Honestly at this point knowing how well Killjoys ended and how great they were to all the characters i just want a spin off about Delle Seyah and Aneela. Also other shows take note after years of that no one is safe shit happy fullfilling endings that actually show care and love for the characters are better

I know! As we waited for and then watched s5, I was always a little relieved it’d be over soon, it was so stressful and you know how it is for us, the longer something runs, the more chance there is of something being ruined. But to know that the writers had such safe, good intentions, now I want more! Like exactly, that “no one is safe” BS has really destroyed a lot of TV, to the point that this ending felt like a major subversion just by deciding to keep people happy? They’re the ones who went outside the box and didn’t play by the rules.

I keep forgetting Aneela is also HJK and am like, but you know, even if HJK is too big for this show now, can’t we have a spin-off with these other characte–d’oh! But now I don’t want to leave this world and these writers. 

I want to watch killjoys entirely but the dutch d’av relationship is already giving me nightmares…

Oh, yeah. That’s something I just tolerated, at various levels, throughout the show. There are some m/f ships I really love, but this wasn’t one of them. Which is perhaps unfair, because D’av is usually very lovely, but I think I just never really saw why they had to get together and then have this off/on endgame love. It started off with them just there, a man and a woman, and then never really changed from that. Dutch has such layered, interesting relationships with other characters, so it was like, why this? And sure, their friendship is nice, but nicer than her friendship with Johnny?
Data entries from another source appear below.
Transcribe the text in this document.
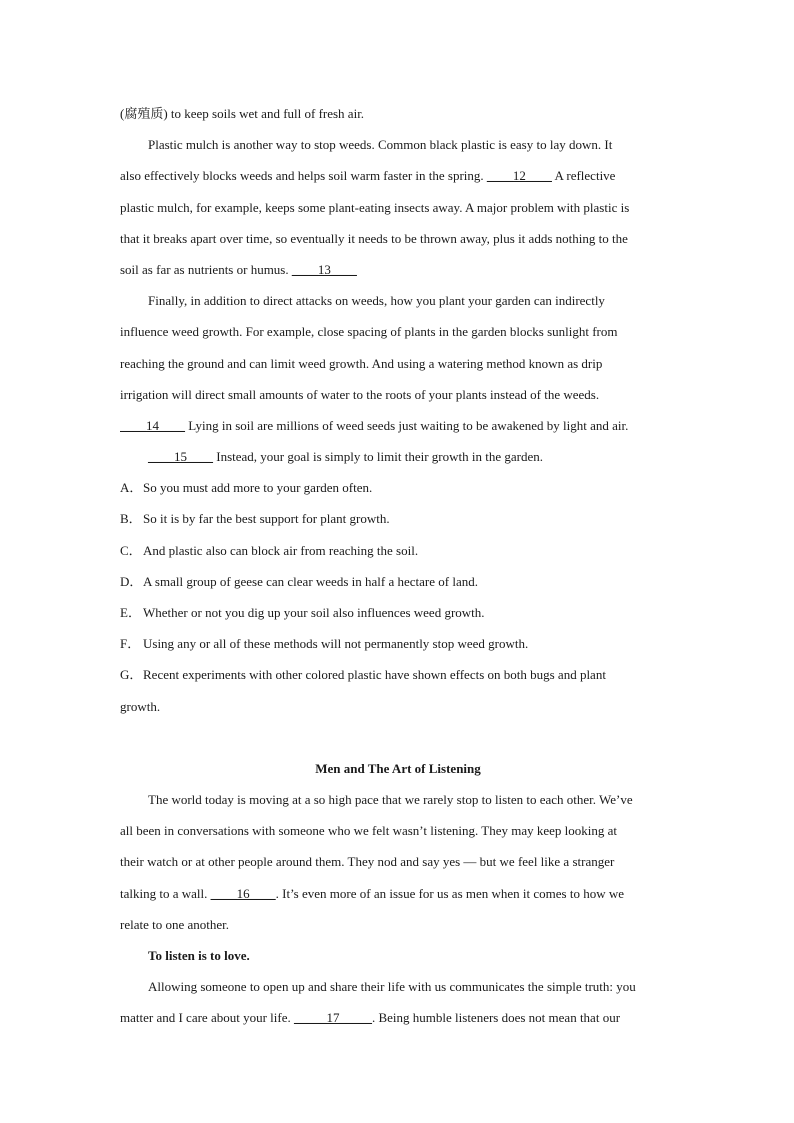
(腐殖质) to keep soils wet and full of fresh air.
Plastic mulch is another way to stop weeds. Common black plastic is easy to lay down. It
also effectively blocks weeds and helps soil warm faster in the spring. ____12____ A reflective
plastic mulch, for example, keeps some plant-eating insects away. A major problem with plastic is
that it breaks apart over time, so eventually it needs to be thrown away, plus it adds nothing to the
soil as far as nutrients or humus. ____13____
Finally, in addition to direct attacks on weeds, how you plant your garden can indirectly
influence weed growth. For example, close spacing of plants in the garden blocks sunlight from
reaching the ground and can limit weed growth. And using a watering method known as drip
irrigation will direct small amounts of water to the roots of your plants instead of the weeds.
____14____ Lying in soil are millions of weed seeds just waiting to be awakened by light and air.
____15____ Instead, your goal is simply to limit their growth in the garden.
A．So you must add more to your garden often.
B．So it is by far the best support for plant growth.
C．And plastic also can block air from reaching the soil.
D．A small group of geese can clear weeds in half a hectare of land.
E． Whether or not you dig up your soil also influences weed growth.
F． Using any or all of these methods will not permanently stop weed growth.
G．Recent experiments with other colored plastic have shown effects on both bugs and plant
growth.
Men and The Art of Listening
The world today is moving at a so high pace that we rarely stop to listen to each other. We’ve
all been in conversations with someone who we felt wasn’t listening. They may keep looking at
their watch or at other people around them. They nod and say yes — but we feel like a stranger
talking to a wall. ____16____. It’s even more of an issue for us as men when it comes to how we
relate to one another.
To listen is to love.
Allowing someone to open up and share their life with us communicates the simple truth: you
matter and I care about your life. _____17_____. Being humble listeners does not mean that our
But most of the time, at their best, they’re in the background, quietly supporting each other, and I can handle that much to very wholeheartedly enjoy the rest of the show.

[Michelle] Lovretta says Full Stop there was never any other option than to have a happy ending. “It was extremely important. I was determined to end with joy and I think that a large chunk of the recipe in anything that I write is hope. It is hope. It is kindness, it is joy. There may be monsters around you and there may be occasional crime and murder, and there’s going to be a lot of dick jokes, but there’s always got to be heart because I’m not in this for the grim and the gloom and the masturbatory rage,” she explains.

“There’s rage in the real world and I can’t write it. I can process rage, I can process trauma like a fucking champion. I can do that shit, but I can’t dwell in it. I can’t have a world be full of desperation and despair and cruelty. I don’t want to spend time there and so I’m never going to give that to you. If that is the metric by which I write, then it sort of presupposes that I need to end in a place that lives up to that.”

I’m a person who loves tropes and I love sort of spinning them and [there was a trope that I wanted] to spin on its ear. There’s always a feeling that for a story to have a mythic power —for us to feel that it mattered and that the people mattered — well, then they have to die, because life and death is that important. But if death is all that is important, then I think you’re selling life pretty damn short, and I don’t want to do that. Right now, given the state the world is in, I don’t want to be part of that negativity.

I believe in these characters. I love the journey they’ve been on. I’ve loved watching the villains become quasi-anti-heroes and the heroes be challenged. And I don’t see why they have to die just because a lot of conventions within storytelling tell us that we need death to feel that there’s weight. The weight on this show has always been about love, and it’s always been about hope and family and those things shouldn’t have to end.